27 May 2025

john brown’s body lies a-mould’ring in the grave

I think that, instinctively, where my head goes in terms of what I study and what I teach, you know, the most kind of obvious and surface-level comparison that I would make immediately is to the actions of Herschel Grynszpan, when he assassinated a Nazi diplomat in Paris in November of 1938 — he was seventeen years old — and that act served as a pretext for the subsequent violence across Germany that has come to be known as Kristallnacht. Now I don’t want to suggest that that’s a perfect historical comparison, but it’s sort of just where my head goes to when I think about political violence against diplomats. . . . And then of course, interestingly, after, there was a whole kind of campaign led by, I think, Dorothy Thompson, a U.S. journalist, to sort of defend him. But I think in that case — again, I don’t think it’s a perfect comparison for many, many reasons, but I think what you do see is how there is a kind of act of almost spontaneous, individualized political violence, right, on the one hand, and then there is a whole kind of apparatus of retaliation that is using that as a pretext.

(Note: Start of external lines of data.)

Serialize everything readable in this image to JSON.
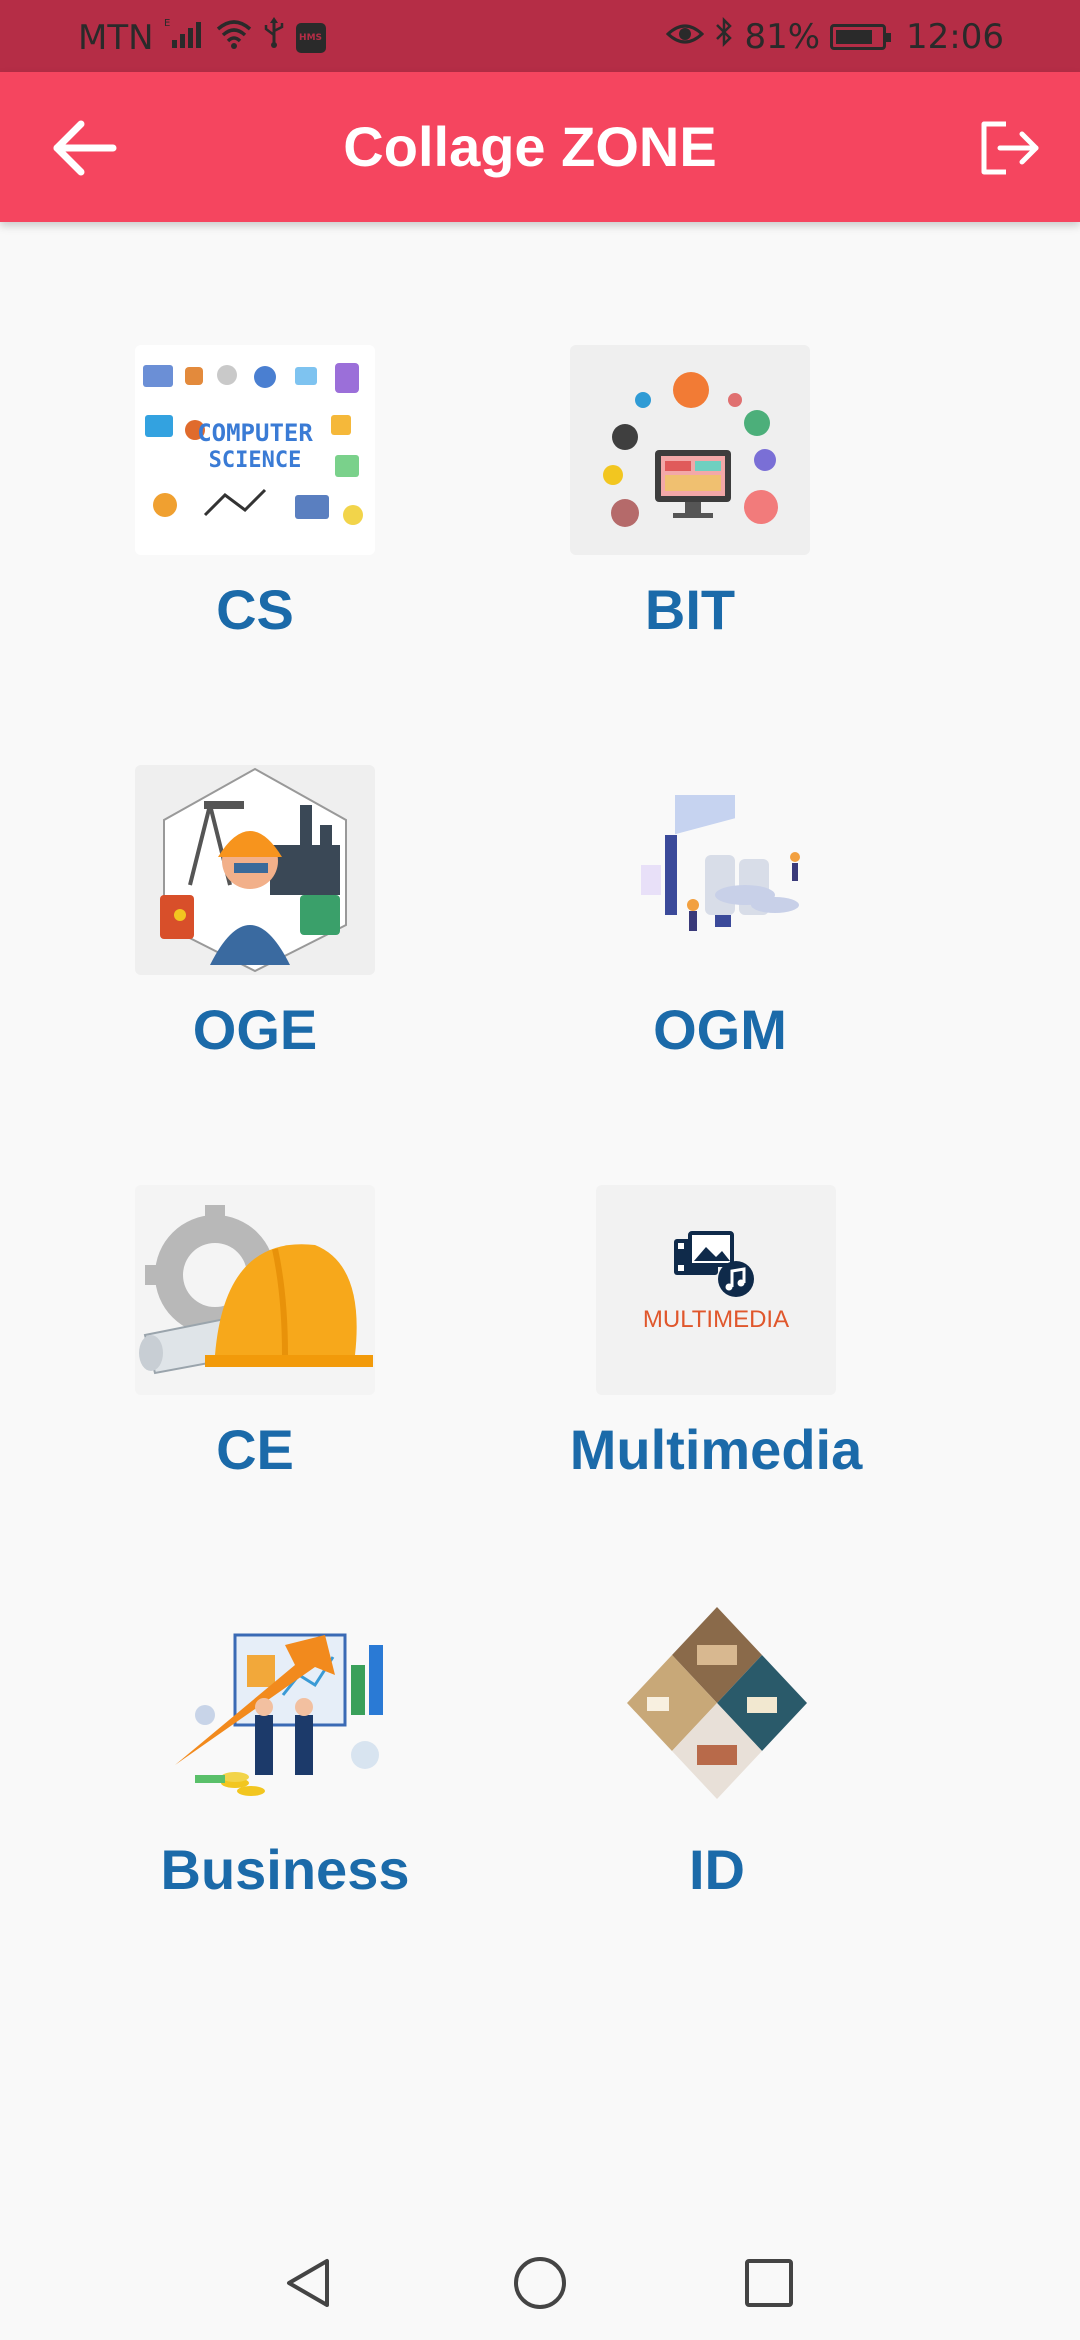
{
  "status_bar": {
    "carrier": "MTN",
    "network_type": "E",
    "battery_percent": "81%",
    "battery_level": 0.81,
    "time": "12:06",
    "hms_badge": "HMS"
  },
  "app_bar": {
    "title": "Collage ZONE",
    "back_icon": "arrow-left-icon",
    "logout_icon": "logout-icon"
  },
  "tiles": [
    {
      "label": "CS",
      "image_text_line1": "COMPUTER",
      "image_text_line2": "SCIENCE"
    },
    {
      "label": "BIT"
    },
    {
      "label": "OGE"
    },
    {
      "label": "OGM"
    },
    {
      "label": "CE"
    },
    {
      "label": "Multimedia",
      "image_text": "MULTIMEDIA"
    },
    {
      "label": "Business"
    },
    {
      "label": "ID"
    }
  ],
  "nav_bar": {
    "back": "nav-back-icon",
    "home": "nav-home-icon",
    "recents": "nav-recents-icon"
  },
  "colors": {
    "status_bar": "#b52d46",
    "app_bar": "#f5455f",
    "label": "#1b6aa9",
    "background": "#f9f9f9"
  }
}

For my part, I’d say that a far more potent demonstrative act, if Elias Rodriguez felt some mark must be made through targeting of politicians’ subordinates, would’ve been to take down a congressional staffer or something at last summer’s Democratic National Convention, showcase of the U.S. party in power — power at the heart of everything where Israel / Palestine is concerned — during most of the last two years’ obliteration of Gaza, while American advocates for Palestinian lives in attendance were being barred from participation in the proceedings. He need never have left Chicago — though if there’s any significance in what Rodriguez did do, it was that it brought violence in the name of the Palestinian cause home to Washington.

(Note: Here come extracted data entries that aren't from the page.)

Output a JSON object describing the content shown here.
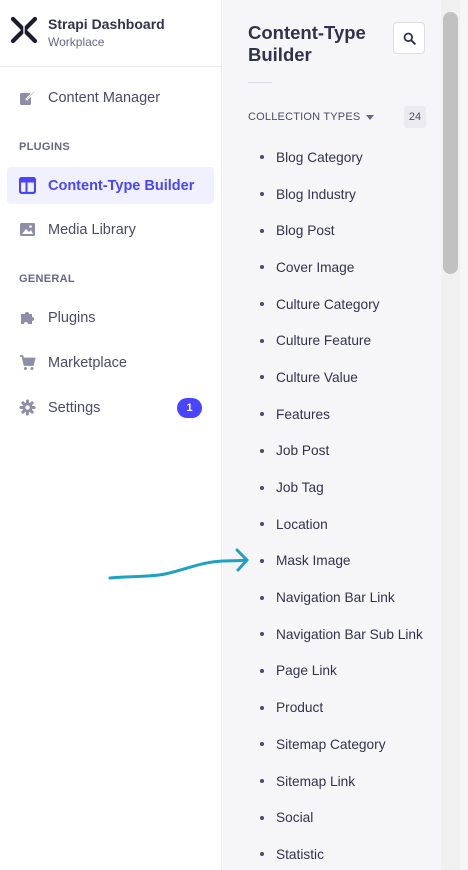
{
  "brand": {
    "title": "Strapi Dashboard",
    "subtitle": "Workplace"
  },
  "nav": {
    "content_manager": "Content Manager",
    "plugins_section": "PLUGINS",
    "content_type_builder": "Content-Type Builder",
    "media_library": "Media Library",
    "general_section": "GENERAL",
    "plugins": "Plugins",
    "marketplace": "Marketplace",
    "settings": "Settings",
    "settings_badge": "1"
  },
  "sub_nav": {
    "title": "Content-Type Builder",
    "collection_header": "COLLECTION TYPES",
    "collection_count": "24",
    "items": [
      "Blog Category",
      "Blog Industry",
      "Blog Post",
      "Cover Image",
      "Culture Category",
      "Culture Feature",
      "Culture Value",
      "Features",
      "Job Post",
      "Job Tag",
      "Location",
      "Mask Image",
      "Navigation Bar Link",
      "Navigation Bar Sub Link",
      "Page Link",
      "Product",
      "Sitemap Category",
      "Sitemap Link",
      "Social",
      "Statistic"
    ]
  },
  "colors": {
    "accent": "#4945ff",
    "active_bg": "#f0f0ff",
    "annotation": "#1fa2c2"
  },
  "icons": {
    "logo": "strapi-logo",
    "content_manager": "pen-to-square-icon",
    "content_type_builder": "layout-icon",
    "media_library": "image-icon",
    "plugins": "puzzle-icon",
    "marketplace": "cart-icon",
    "settings": "gear-icon",
    "search": "search-icon"
  }
}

I condemn Rodriguez’s act — not narrowly for the antisemitism in it (which to my mind is neither greatly in doubt nor immaterial) — and don’t otherwise wish to dwell on it. But I think the kind of discussion people ought to be having about it, the Jewish Currents podcast roundtable excerpted with comments by Ben Ratskoff above, playable in full below, is a helpful instance of.

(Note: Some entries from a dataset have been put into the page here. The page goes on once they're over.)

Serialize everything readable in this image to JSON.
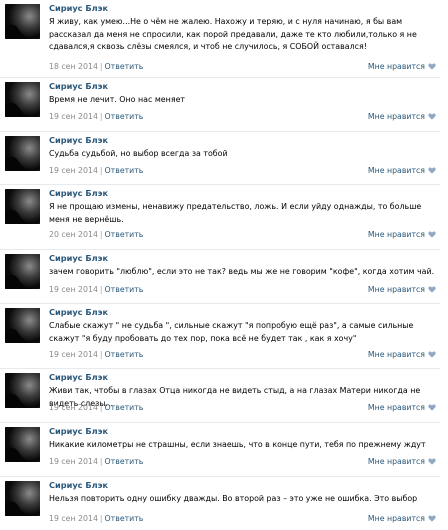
{
  "comments": [
    {
      "author": "Сириус Блэк",
      "text": "Я живу, как умею...Не о чём не жалею. Нахожу и теряю, и с нуля начинаю, я бы вам рассказал да меня не спросили, как порой предавали, даже те кто любили,только я не сдавался,я сквозь слёзы смеялся, и чтоб не случилось, я СОБОЙ оставался!",
      "date": "18 сен 2014",
      "reply": "Ответить",
      "like": "Мне нравится"
    },
    {
      "author": "Сириус Блэк",
      "text": "Время не лечит. Оно нас меняет",
      "date": "19 сен 2014",
      "reply": "Ответить",
      "like": "Мне нравится"
    },
    {
      "author": "Сириус Блэк",
      "text": "Судьба судьбой, но выбор всегда за тобой",
      "date": "19 сен 2014",
      "reply": "Ответить",
      "like": "Мне нравится"
    },
    {
      "author": "Сириус Блэк",
      "text": "Я не прощаю измены, ненавижу предательство, ложь. И если уйду однажды, то больше меня не вернёшь.",
      "date": "20 сен 2014",
      "reply": "Ответить",
      "like": "Мне нравится"
    },
    {
      "author": "Сириус Блэк",
      "text": "зачем говорить \"люблю\", если это не так? ведь мы же не говорим \"кофе\", когда хотим чай.",
      "date": "19 сен 2014",
      "reply": "Ответить",
      "like": "Мне нравится"
    },
    {
      "author": "Сириус Блэк",
      "text": "Слабые скажут \" не судьба \", сильные скажут \"я попробую ещё раз\", а самые сильные скажут \"я буду пробовать до тех пор, пока всё не будет так , как я хочу\"",
      "date": "19 сен 2014",
      "reply": "Ответить",
      "like": "Мне нравится"
    },
    {
      "author": "Сириус Блэк",
      "text": "Живи так, чтобы в глазах Отца никогда не видеть стыд, а на глазах Матери никогда не видеть слезы...",
      "date": "19 сен 2014",
      "reply": "Ответить",
      "like": "Мне нравится"
    },
    {
      "author": "Сириус Блэк",
      "text": "Никакие километры не страшны, если знаешь, что в конце пути, тебя по прежнему ждут",
      "date": "19 сен 2014",
      "reply": "Ответить",
      "like": "Мне нравится"
    },
    {
      "author": "Сириус Блэк",
      "text": "Нельзя повторить одну ошибку дважды. Во второй раз – это уже не ошибка. Это выбор",
      "date": "19 сен 2014",
      "reply": "Ответить",
      "like": "Мне нравится"
    }
  ],
  "colors": {
    "link": "#2b587a",
    "meta": "#8a8a8a",
    "divider": "#e7eaed"
  },
  "icons": {
    "avatar": "avatar-photo",
    "like": "heart-icon"
  }
}
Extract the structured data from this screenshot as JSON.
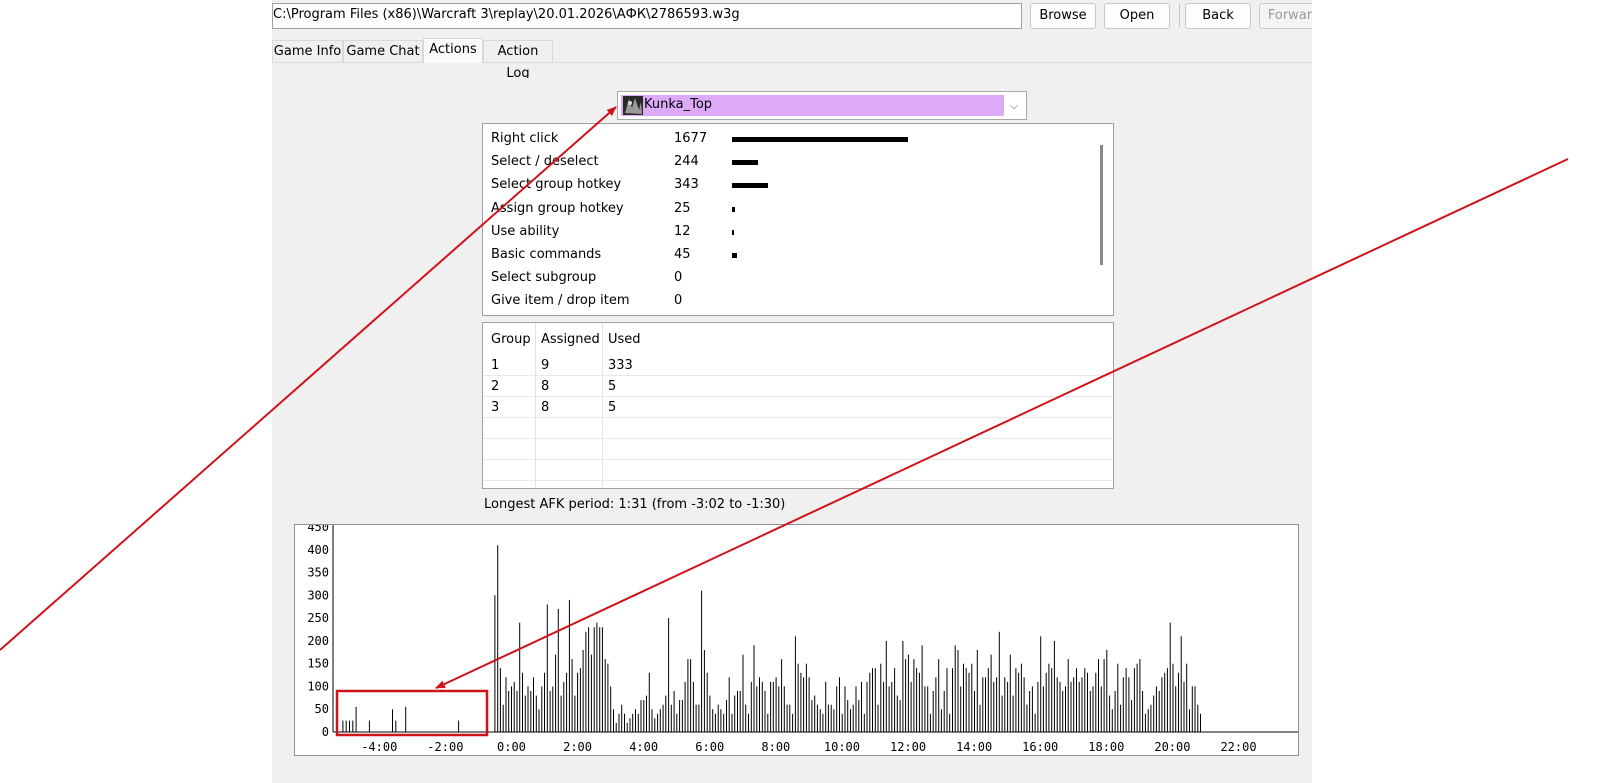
{
  "toolbar": {
    "path_value": "C:\\Program Files (x86)\\Warcraft 3\\replay\\20.01.2026\\АФК\\2786593.w3g",
    "browse_label": "Browse",
    "open_label": "Open",
    "back_label": "Back",
    "forward_label": "Forward"
  },
  "tabs": [
    {
      "label": "Game Info",
      "active": false
    },
    {
      "label": "Game Chat",
      "active": false
    },
    {
      "label": "Actions",
      "active": true
    },
    {
      "label": "Action Log",
      "active": false
    }
  ],
  "player_select": {
    "selected": "Kunka_Top",
    "color": "#dcaaf8"
  },
  "actions": [
    {
      "label": "Right click",
      "count": "1677",
      "value": 1677
    },
    {
      "label": "Select / deselect",
      "count": "244",
      "value": 244
    },
    {
      "label": "Select group hotkey",
      "count": "343",
      "value": 343
    },
    {
      "label": "Assign group hotkey",
      "count": "25",
      "value": 25
    },
    {
      "label": "Use ability",
      "count": "12",
      "value": 12
    },
    {
      "label": "Basic commands",
      "count": "45",
      "value": 45
    },
    {
      "label": "Select subgroup",
      "count": "0",
      "value": 0
    },
    {
      "label": "Give item / drop item",
      "count": "0",
      "value": 0
    }
  ],
  "groups": {
    "headers": [
      "Group",
      "Assigned",
      "Used"
    ],
    "rows": [
      [
        "1",
        "9",
        "333"
      ],
      [
        "2",
        "8",
        "5"
      ],
      [
        "3",
        "8",
        "5"
      ]
    ]
  },
  "afk_text": "Longest AFK period: 1:31 (from -3:02 to -1:30)",
  "chart_data": {
    "type": "bar",
    "ylim": [
      0,
      450
    ],
    "y_ticks": [
      "0",
      "50",
      "100",
      "150",
      "200",
      "250",
      "300",
      "350",
      "400",
      "450"
    ],
    "xlim_minutes": [
      -5.4,
      23.8
    ],
    "x_ticks": [
      {
        "label": "-4:00",
        "minute": -4
      },
      {
        "label": "-2:00",
        "minute": -2
      },
      {
        "label": "0:00",
        "minute": 0
      },
      {
        "label": "2:00",
        "minute": 2
      },
      {
        "label": "4:00",
        "minute": 4
      },
      {
        "label": "6:00",
        "minute": 6
      },
      {
        "label": "8:00",
        "minute": 8
      },
      {
        "label": "10:00",
        "minute": 10
      },
      {
        "label": "12:00",
        "minute": 12
      },
      {
        "label": "14:00",
        "minute": 14
      },
      {
        "label": "16:00",
        "minute": 16
      },
      {
        "label": "18:00",
        "minute": 18
      },
      {
        "label": "20:00",
        "minute": 20
      },
      {
        "label": "22:00",
        "minute": 22
      }
    ],
    "bar_color": "#000000",
    "pre_game": {
      "minutes": [
        -5.1,
        -5.0,
        -4.9,
        -4.8,
        -4.7,
        -4.3,
        -3.6,
        -3.5,
        -3.2,
        -1.6
      ],
      "values": [
        25,
        25,
        25,
        25,
        55,
        25,
        50,
        25,
        55,
        25
      ]
    },
    "game": {
      "start_minute": -0.5,
      "step_minute": 0.0834,
      "values": [
        300,
        410,
        140,
        60,
        120,
        90,
        100,
        110,
        90,
        240,
        130,
        80,
        100,
        90,
        120,
        80,
        50,
        100,
        130,
        280,
        90,
        100,
        170,
        270,
        80,
        110,
        130,
        290,
        160,
        80,
        130,
        140,
        180,
        220,
        230,
        170,
        230,
        240,
        230,
        230,
        160,
        150,
        100,
        50,
        20,
        40,
        60,
        40,
        20,
        30,
        40,
        50,
        40,
        70,
        70,
        80,
        130,
        50,
        30,
        40,
        50,
        60,
        80,
        250,
        60,
        90,
        40,
        70,
        70,
        110,
        160,
        160,
        110,
        60,
        60,
        310,
        180,
        130,
        80,
        50,
        40,
        60,
        50,
        40,
        70,
        120,
        40,
        80,
        90,
        90,
        170,
        60,
        40,
        110,
        190,
        100,
        120,
        110,
        90,
        40,
        110,
        110,
        120,
        100,
        160,
        100,
        60,
        60,
        40,
        210,
        150,
        130,
        120,
        150,
        120,
        70,
        80,
        60,
        50,
        40,
        110,
        60,
        60,
        50,
        100,
        120,
        40,
        100,
        70,
        50,
        60,
        100,
        70,
        110,
        40,
        110,
        130,
        140,
        140,
        60,
        150,
        110,
        200,
        100,
        110,
        140,
        80,
        70,
        200,
        160,
        170,
        110,
        160,
        140,
        130,
        190,
        100,
        100,
        40,
        90,
        120,
        160,
        50,
        90,
        140,
        40,
        140,
        190,
        180,
        100,
        150,
        140,
        130,
        150,
        90,
        180,
        60,
        120,
        120,
        140,
        170,
        110,
        120,
        220,
        80,
        120,
        110,
        170,
        80,
        140,
        130,
        150,
        120,
        60,
        90,
        100,
        40,
        110,
        210,
        100,
        130,
        150,
        140,
        200,
        120,
        110,
        90,
        100,
        160,
        110,
        120,
        140,
        110,
        120,
        140,
        130,
        90,
        100,
        130,
        160,
        100,
        160,
        180,
        80,
        50,
        90,
        150,
        60,
        120,
        140,
        120,
        70,
        140,
        150,
        160,
        90,
        40,
        50,
        60,
        80,
        100,
        90,
        120,
        130,
        140,
        240,
        150,
        100,
        130,
        210,
        110,
        150,
        50,
        100,
        100,
        60,
        40
      ]
    }
  }
}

By coincidence, I’ve been giving thought to Dorothy Thompson antecedent Henry David Thoreau recently. The meaning of John Brown’s 1859 Harpers Ferry raid, infinitely better backed and planned but possibly no less ill-conceived as a matter of express aim than whatever Rodriguez imagines he was doing at the Capital Jewish Museum last week, lay afterward, and lies today, in how the thing done came to be received — initially very uncertain in issue even among many of the day’s opponents of our founding national slavery regime. The moment, as we look back on it, is as much Thoreau’s as Brown’s in a way.

Israel is at an apex of global disfavor. A new Trump administration, unprincipled and all too accommodating toward more open forms of antisemitism on the right, is adjusting the U.S.’s approach to ‘special relationship’ with Israel and to relationships with Israel’s regional neighbor-rivals. Understanding well the part the political murder Rodriguez has introduced may play amid all this could take a while, it seems fair to say.